A tour to India came next to prove himself. The final break was when he was chosen to play for the Proteas in December 2004 (when he was just 20) in the first Test against England at Port Elizabeth. A score of 28 in the first innings was terminated by a dubious lbw decision off Flintoff and 14 in the second may not have been great. But it certainly gave him a feel of the Test ambience which stood him in good stead. A bonus came in the second Test at Kingsmead, Durban, when he was asked to keep the wickets. Not only did he do that competently, but scored 52 (not out) in the second innings that saved the match for South Africa. The final Test in the series against England at Centurion clinched the issue for AB. A century in the second innings sealed his place in the national team. The rest is history.

An aggregate of 8074 runs in 106 Tests at an average of 50.46, (21 centuries and 278 not out against Pakistan as the highest score) is no mean achievement. A glimpse of his greatness can be gleaned from Jonty Rhodes’s Foreword. Jonty considered AB as ‘his boy’ who had “seized the torch from me and was taking it to an altogether higher and unimagined level”. Interestingly, AB, when not keeping wickets, fielded with the same zeal and skill that made Jonty the greatest fielder who ever adorned a cricket field.

AB’s association with India is known to every follower of the game. He devotes a whole chapter (‘Inspired by India’) to describe his fondness for our country. He recalls with relish his association with Royal Challengers, and considers Bengaluru as his home in India. While he is not a great votary of the limited overs format or the IPL, he does not despise them. In his view, Tests will continue to be the main form that will enchant us for a long time.

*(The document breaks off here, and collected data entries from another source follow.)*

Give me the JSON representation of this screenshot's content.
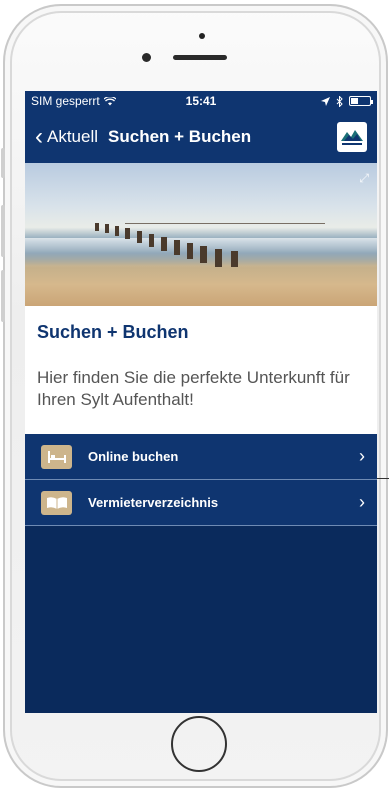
{
  "status_bar": {
    "carrier": "SIM gesperrt",
    "time": "15:41",
    "battery_level": 0.4
  },
  "nav": {
    "back_label": "Aktuell",
    "title": "Suchen + Buchen",
    "logo_icon": "sylt-logo-icon"
  },
  "hero": {
    "expand_icon": "expand-icon"
  },
  "content": {
    "heading": "Suchen + Buchen",
    "text": "Hier finden Sie die perfekte Unterkunft für Ihren Sylt Aufenthalt!"
  },
  "menu": {
    "items": [
      {
        "label": "Online buchen",
        "icon": "bed-icon"
      },
      {
        "label": "Vermieterverzeichnis",
        "icon": "book-icon"
      }
    ]
  },
  "colors": {
    "brand_blue": "#0f3570",
    "icon_tan": "#cdb58c"
  }
}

In the early portions of his story AB refers to two incidents in his life — one in 1995, on a drive back home with his parents when he was just 11, and the other in 2009, on a boat in Sydney Harbour while going on a fishing trip. On both occasions, AB felt the presence of God. Talking of the first of these bizarre experiences, he says: “I tried to make sense of everything, and decided He was telling me what sort of person He wanted me to be. He wanted me to stay humble and always to appreciate what I have.”

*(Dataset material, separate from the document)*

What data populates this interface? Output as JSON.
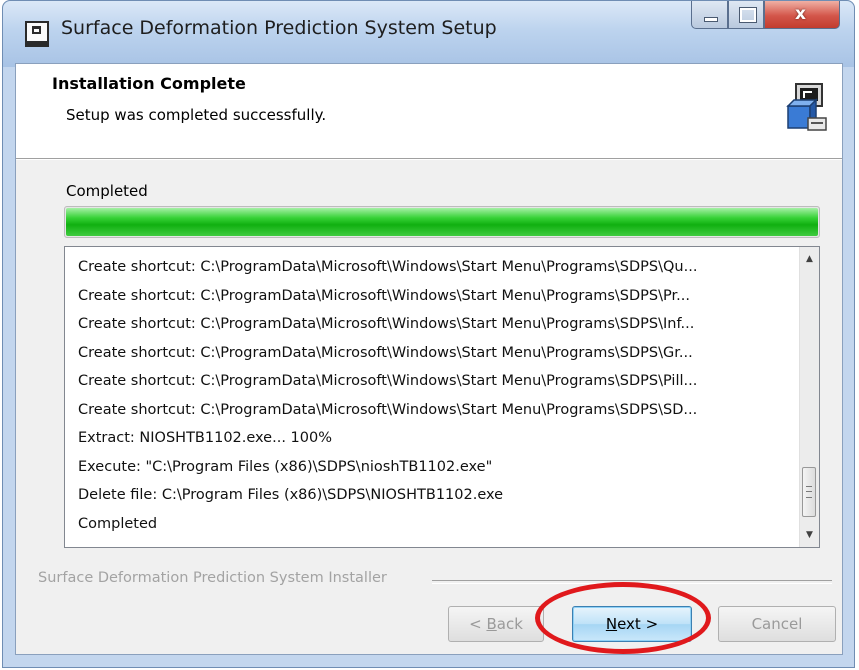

When I finished reading AB’s story of his life I was convinced AB had indeed lived the way the Almighty wanted him to. His is not a great autobiography that tells you how to play the game to technical perfection. But it definitely tells us how one of the great cricketers of our time achieved all that stands against his name in cricket records. However, the memoir goes beyond cricket and tells us how to play the game of life without greed or malice.